Concerned about the security implications, the government set up returnee camps at Takallote, 35 km from the city of Kidal, pledged resources to facilitate their socio-economic reintegration and entered into disarmament negotiations with the leaders of the disparate groups involved. However, the failure of some of these negotiations, resulting in the deployment of elite Army counterinsurgency units in the north, particularly around Gao and Menaka, and tribal rivalries within the Tuareg community, are increasing the risk of a new Tuareg rebellion.
The risk of a renewed insurgency has also been heightened by the likelihood that some of the weapons looted from Libya are in Tuareg hands, and by revenue from lucrative smuggling routes in northern Mali, controlled by competing Tuareg groups. In the event of a renewed insurgency, Army and government assets would be the primary targets; however, foreign assets, including oil exploration and mining operations, would also be at risk.
The Algerian company Sonatrach, operating in the Taoudeni basin in the north, is most at risk, particularly given Algeria’s increasing heavy-handed approach to its own Tuareg rebels and smugglers, as well as Tuareg opposition to Algerian investment plans in northern Mali’s resource sectors.

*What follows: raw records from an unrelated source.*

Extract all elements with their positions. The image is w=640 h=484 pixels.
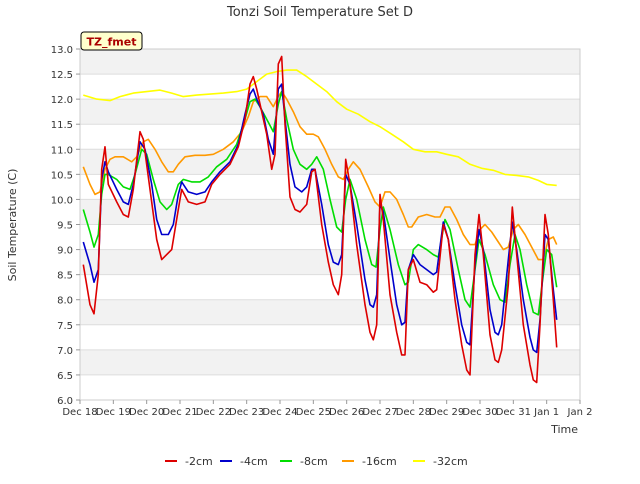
x-tick-label: Dec 29 [429,407,464,418]
x-tick-label: Dec 18 [62,407,97,418]
x-tick-label: Dec 27 [362,407,397,418]
axis-ticks: 6.0 6.5 7.0 7.5 8.0 8.5 9.0 9.5 10.0 10.5 11.0 11.5… [51,45,593,418]
y-tick-label: 7.5 [57,321,73,332]
legend-label: -2cm [185,455,213,468]
y-tick-label: 8.0 [57,296,73,307]
x-axis-label: Time [550,423,578,436]
x-tick-label: Dec 21 [162,407,197,418]
y-tick-label: 6.0 [57,396,73,407]
x-tick-label: Dec 24 [262,407,297,418]
legend-label: -32cm [433,455,468,468]
x-tick-label: Dec 22 [196,407,231,418]
x-tick-label: Dec 20 [129,407,164,418]
x-tick-label: Jan 2 [567,407,593,418]
y-tick-label: 11.5 [51,120,73,131]
chart-title: Tonzi Soil Temperature Set D [226,5,413,20]
x-tick-label: Dec 31 [496,407,531,418]
y-tick-label: 9.0 [57,246,73,257]
x-tick-label: Jan 1 [533,407,559,418]
series-line-32cm [83,69,557,187]
x-tick-label: Dec 23 [229,407,264,418]
legend: -2cm -4cm -8cm -16cm -32cm [165,455,468,468]
series-line-16cm [82,90,558,261]
x-tick-label: Dec 28 [396,407,431,418]
legend-label: -4cm [240,455,268,468]
grid-band [80,349,580,375]
y-tick-label: 6.5 [57,371,73,382]
y-tick-label: 10.5 [51,170,73,181]
tz-badge-label: TZ_fmet [87,36,137,49]
x-tick-label: Dec 19 [96,407,131,418]
y-tick-label: 11.0 [51,145,73,156]
y-tick-label: 12.0 [51,95,73,106]
grid-band [80,49,580,75]
grid-band [80,99,580,125]
x-tick-label: Dec 30 [462,407,497,418]
series-line-2cm [82,55,558,384]
y-tick-label: 7.0 [57,346,73,357]
legend-label: -8cm [300,455,328,468]
x-tick-label: Dec 25 [296,407,331,418]
y-tick-label: 10.0 [51,195,73,206]
series-lines [82,55,558,384]
grid-band [80,199,580,225]
y-tick-label: 9.5 [57,221,73,232]
y-tick-label: 8.5 [57,271,73,282]
y-axis-label: Soil Temperature (C) [6,169,19,282]
tz-badge: TZ_fmet [80,31,143,51]
x-tick-label: Dec 26 [329,407,364,418]
grid-band [80,299,580,325]
tz-badge-box [80,31,143,51]
y-tick-label: 13.0 [51,45,73,56]
legend-label: -16cm [362,455,397,468]
y-tick-label: 12.5 [51,70,73,81]
series-line-4cm [82,83,558,354]
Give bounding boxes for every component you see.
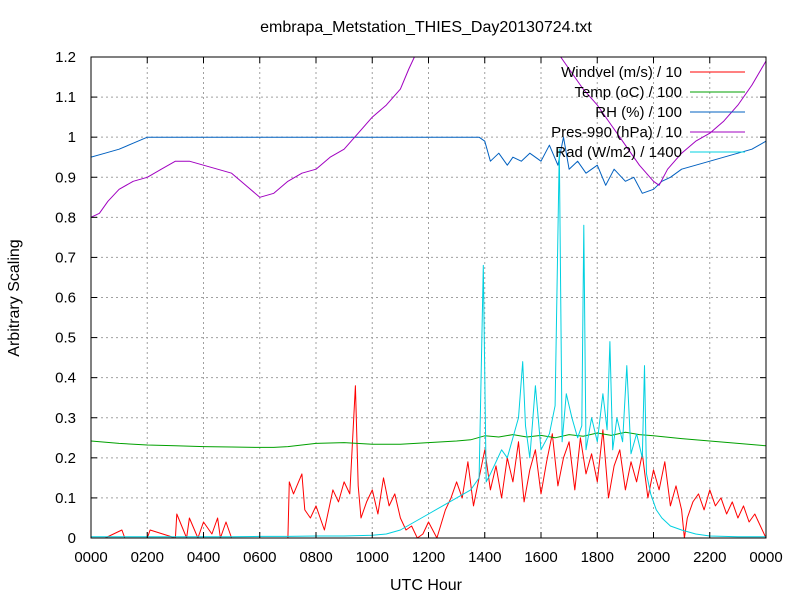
y-tick-label: 1.2 (55, 49, 76, 66)
series-line-1 (91, 385, 766, 538)
x-tick-label: 0200 (131, 549, 164, 566)
series-line-5 (91, 148, 766, 538)
x-tick-label: 2200 (693, 549, 726, 566)
x-tick-label: 0000 (749, 549, 782, 566)
x-tick-label: 1400 (468, 549, 501, 566)
legend: Windvel (m/s) / 10 Temp (oC) / 100 RH (%) … (551, 64, 745, 161)
legend-item: Temp (oC) / 100 (574, 84, 745, 101)
series-line-4 (91, 57, 766, 218)
y-tick-label: 0.8 (55, 209, 76, 226)
x-tick-label: 0400 (187, 549, 220, 566)
y-tick-label: 0 (68, 530, 76, 547)
x-tick-label: 0800 (299, 549, 332, 566)
x-axis-title: UTC Hour (390, 577, 463, 594)
legend-label: Temp (oC) / 100 (574, 84, 682, 101)
y-tick-label: 0.6 (55, 290, 76, 307)
legend-item: Windvel (m/s) / 10 (561, 64, 745, 81)
axes: 0 0.1 0.2 0.3 0.4 0.5 0.6 0.7 0.8 0.9 1 1.1 1.2 0000 0… (55, 49, 783, 566)
legend-label: Rad (W/m2) / 1400 (555, 144, 682, 161)
x-tick-label: 0000 (74, 549, 107, 566)
x-tick-label: 1000 (356, 549, 389, 566)
y-tick-label: 0.5 (55, 330, 76, 347)
y-axis-title: Arbitrary Scaling (6, 239, 23, 356)
legend-item: Rad (W/m2) / 1400 (555, 144, 745, 161)
y-tick-label: 0.9 (55, 169, 76, 186)
y-tick-label: 0.7 (55, 249, 76, 266)
series-line-2 (91, 431, 766, 448)
y-tick-label: 0.2 (55, 450, 76, 467)
legend-label: Pres-990 (hPa) / 10 (551, 124, 682, 141)
x-tick-label: 1800 (581, 549, 614, 566)
series-line-3 (91, 136, 766, 194)
x-tick-label: 2000 (637, 549, 670, 566)
y-tick-label: 0.4 (55, 370, 76, 387)
x-tick-label: 0600 (243, 549, 276, 566)
legend-item: Pres-990 (hPa) / 10 (551, 124, 745, 141)
legend-label: Windvel (m/s) / 10 (561, 64, 682, 81)
x-tick-label: 1200 (412, 549, 445, 566)
series-lines (91, 57, 766, 538)
y-tick-label: 1 (68, 129, 76, 146)
chart-title: embrapa_Metstation_THIES_Day20130724.txt (260, 19, 592, 36)
legend-label: RH (%) / 100 (595, 104, 682, 121)
legend-item: RH (%) / 100 (595, 104, 745, 121)
x-tick-label: 1600 (524, 549, 557, 566)
y-tick-label: 1.1 (55, 89, 76, 106)
y-tick-label: 0.1 (55, 490, 76, 507)
plot-frame (90, 56, 767, 539)
y-tick-label: 0.3 (55, 410, 76, 427)
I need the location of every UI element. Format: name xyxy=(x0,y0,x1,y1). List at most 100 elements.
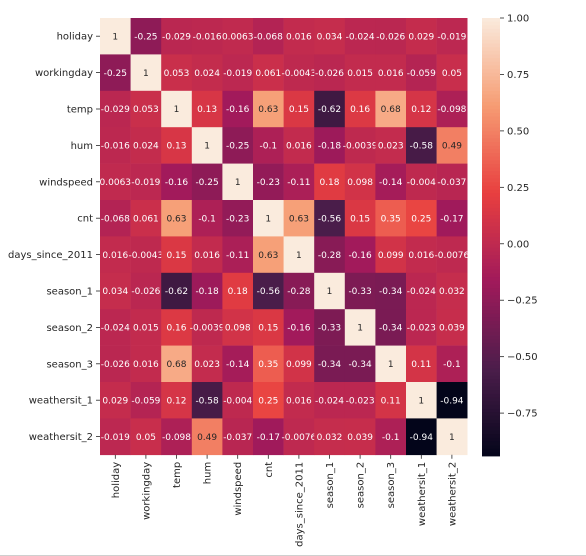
cell-value-label: -0.11 xyxy=(287,178,310,188)
cell-value-label: -0.019 xyxy=(223,69,252,79)
heatmap-cell xyxy=(344,54,376,92)
heatmap-cell xyxy=(314,163,346,201)
heatmap-cell xyxy=(191,309,223,346)
cell-value-label: 0.15 xyxy=(289,105,309,115)
colorbar-segment xyxy=(482,72,500,77)
colorbar-segment xyxy=(482,94,500,99)
heatmap-cell xyxy=(406,127,437,164)
cell-value-label: 0.024 xyxy=(133,142,159,152)
heatmap-cell xyxy=(406,382,437,419)
heatmap-cell xyxy=(436,200,468,237)
column-label: weathersit_2 xyxy=(447,462,458,526)
colorbar-segment xyxy=(482,291,500,296)
heatmap-cell xyxy=(314,382,346,419)
heatmap-cell xyxy=(283,382,315,419)
cell-value-label: 0.63 xyxy=(166,214,186,224)
colorbar-segment xyxy=(482,105,500,110)
heatmap-cell xyxy=(222,418,254,456)
cell-value-label: -0.56 xyxy=(318,214,342,224)
column-label: days_since_2011 xyxy=(294,462,305,547)
colorbar-segment xyxy=(482,386,500,391)
heatmap-cell xyxy=(130,163,162,201)
cell-value-label: 0.023 xyxy=(378,142,404,152)
cell-value-label: 0.015 xyxy=(133,324,159,334)
heatmap-cell xyxy=(130,272,162,310)
heatmap-cell xyxy=(436,236,468,274)
heatmap-cell xyxy=(406,236,437,274)
cell-value-label: 1 xyxy=(449,433,455,443)
heatmap-cell xyxy=(253,163,284,201)
heatmap-cell xyxy=(191,200,223,237)
cell-value-label: -0.58 xyxy=(410,142,434,152)
cell-value-label: 0.63 xyxy=(258,105,278,115)
heatmap-cell xyxy=(100,309,131,346)
cell-value-label: -0.019 xyxy=(131,178,160,188)
heatmap-cell xyxy=(161,418,193,456)
heatmap-cell xyxy=(344,90,376,128)
cell-value-label: -0.16 xyxy=(165,178,189,188)
cell-value-label: 0.12 xyxy=(166,396,186,406)
colorbar-segment xyxy=(482,149,500,154)
colorbar-segment xyxy=(482,211,500,216)
colorbar-segment xyxy=(482,419,500,424)
heatmap-cell xyxy=(130,309,162,346)
cell-value-label: -0.059 xyxy=(407,69,436,79)
colorbar-segment xyxy=(482,452,500,457)
colorbar-segment xyxy=(482,393,500,398)
heatmap-cell xyxy=(100,382,131,419)
colorbar-segment xyxy=(482,134,500,139)
heatmap-cell xyxy=(191,382,223,419)
cell-value-label: -0.18 xyxy=(318,142,342,152)
cell-value-label: -0.098 xyxy=(437,105,466,115)
row-label: temp xyxy=(67,105,93,116)
row-label: workingday xyxy=(35,68,93,79)
heatmap-cell xyxy=(222,90,254,128)
cell-value-label: 0.63 xyxy=(289,214,309,224)
heatmap-cell xyxy=(100,200,131,237)
colorbar-segment xyxy=(482,138,500,143)
heatmap-cell xyxy=(314,127,346,164)
cell-value-label: -0.16 xyxy=(226,105,250,115)
colorbar-segment xyxy=(482,120,500,125)
heatmap-cell xyxy=(375,127,407,164)
heatmap-cell xyxy=(314,54,346,92)
colorbar-segment xyxy=(482,437,500,442)
cell-value-label: 1 xyxy=(235,178,241,188)
heatmap-cell xyxy=(191,418,223,456)
cell-value-label: -0.62 xyxy=(165,287,188,297)
heatmap-cell xyxy=(100,418,131,456)
heatmap-cell xyxy=(100,54,131,92)
heatmap-cell xyxy=(436,309,468,346)
cell-value-label: 0.18 xyxy=(228,287,248,297)
colorbar-segment xyxy=(482,218,500,223)
heatmap-cell xyxy=(314,345,346,383)
cell-value-label: -0.019 xyxy=(101,433,130,443)
cell-value-label: -0.0039 xyxy=(190,324,225,334)
colorbar-segment xyxy=(482,222,500,227)
cell-value-label: 0.13 xyxy=(197,105,217,115)
colorbar-segment xyxy=(482,182,500,187)
heatmap-cell xyxy=(375,54,407,92)
colorbar-tick-label: −0.25 xyxy=(507,296,538,307)
colorbar-segment xyxy=(482,112,500,117)
heatmap-cell xyxy=(253,54,284,92)
cell-value-label: -0.016 xyxy=(193,32,222,42)
heatmap-cell xyxy=(283,418,315,456)
cell-value-label: 0.18 xyxy=(319,178,339,188)
column-label: weathersit_1 xyxy=(417,462,428,526)
colorbar-segment xyxy=(482,423,500,428)
heatmap-cell xyxy=(253,309,284,346)
colorbar-segment xyxy=(482,54,500,59)
colorbar-segment xyxy=(482,335,500,340)
heatmap-cell xyxy=(406,200,437,237)
heatmap-cell xyxy=(222,54,254,92)
colorbar-segment xyxy=(482,448,500,453)
heatmap-cell xyxy=(283,127,315,164)
heatmap-cell xyxy=(283,163,315,201)
row-label: season_2 xyxy=(46,323,93,334)
heatmap-cell xyxy=(161,272,193,310)
row-labels: holiday workingday temp hum windspeed cnt days… xyxy=(8,32,100,443)
colorbar-segment xyxy=(482,288,500,293)
cell-value-label: -0.94 xyxy=(440,396,464,406)
cell-value-label: 0.12 xyxy=(411,105,431,115)
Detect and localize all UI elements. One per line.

The risk of kidnap and extortion to foreign operators throughout the north would also rise significantly.
The Tuareg have long-standing hostile relations with the government, due to grievances over the lack of investment and their aspirations for greater autonomy. Despite the launch of a development programme for the north in August 2011, distrust is high, particularly as the plan also provided for additional Army deployments.
Furthermore, rivalries among the three main Tuareg tribes have intensified, with the Ifogha and Chamanamasse competing with the Imghad. This rivalry has been triggered by the government’s preferential treatment of the Imghad, who it relied on to suppress the 2006-2009 rebellion led by an Ifogha commander. Returnee fighters from the Ifoghas and Chamanamasse tribes have established their own camps outside government supervision, and often heavily-armed, in the mountainous Adrar des Ifoghas area between Kidal and the Algerian border. They, particularly a group led by Ifogha commander, Mohamed Najim, are unlikely to agree to disarm, unless the government agrees to integrate them fully in the Army.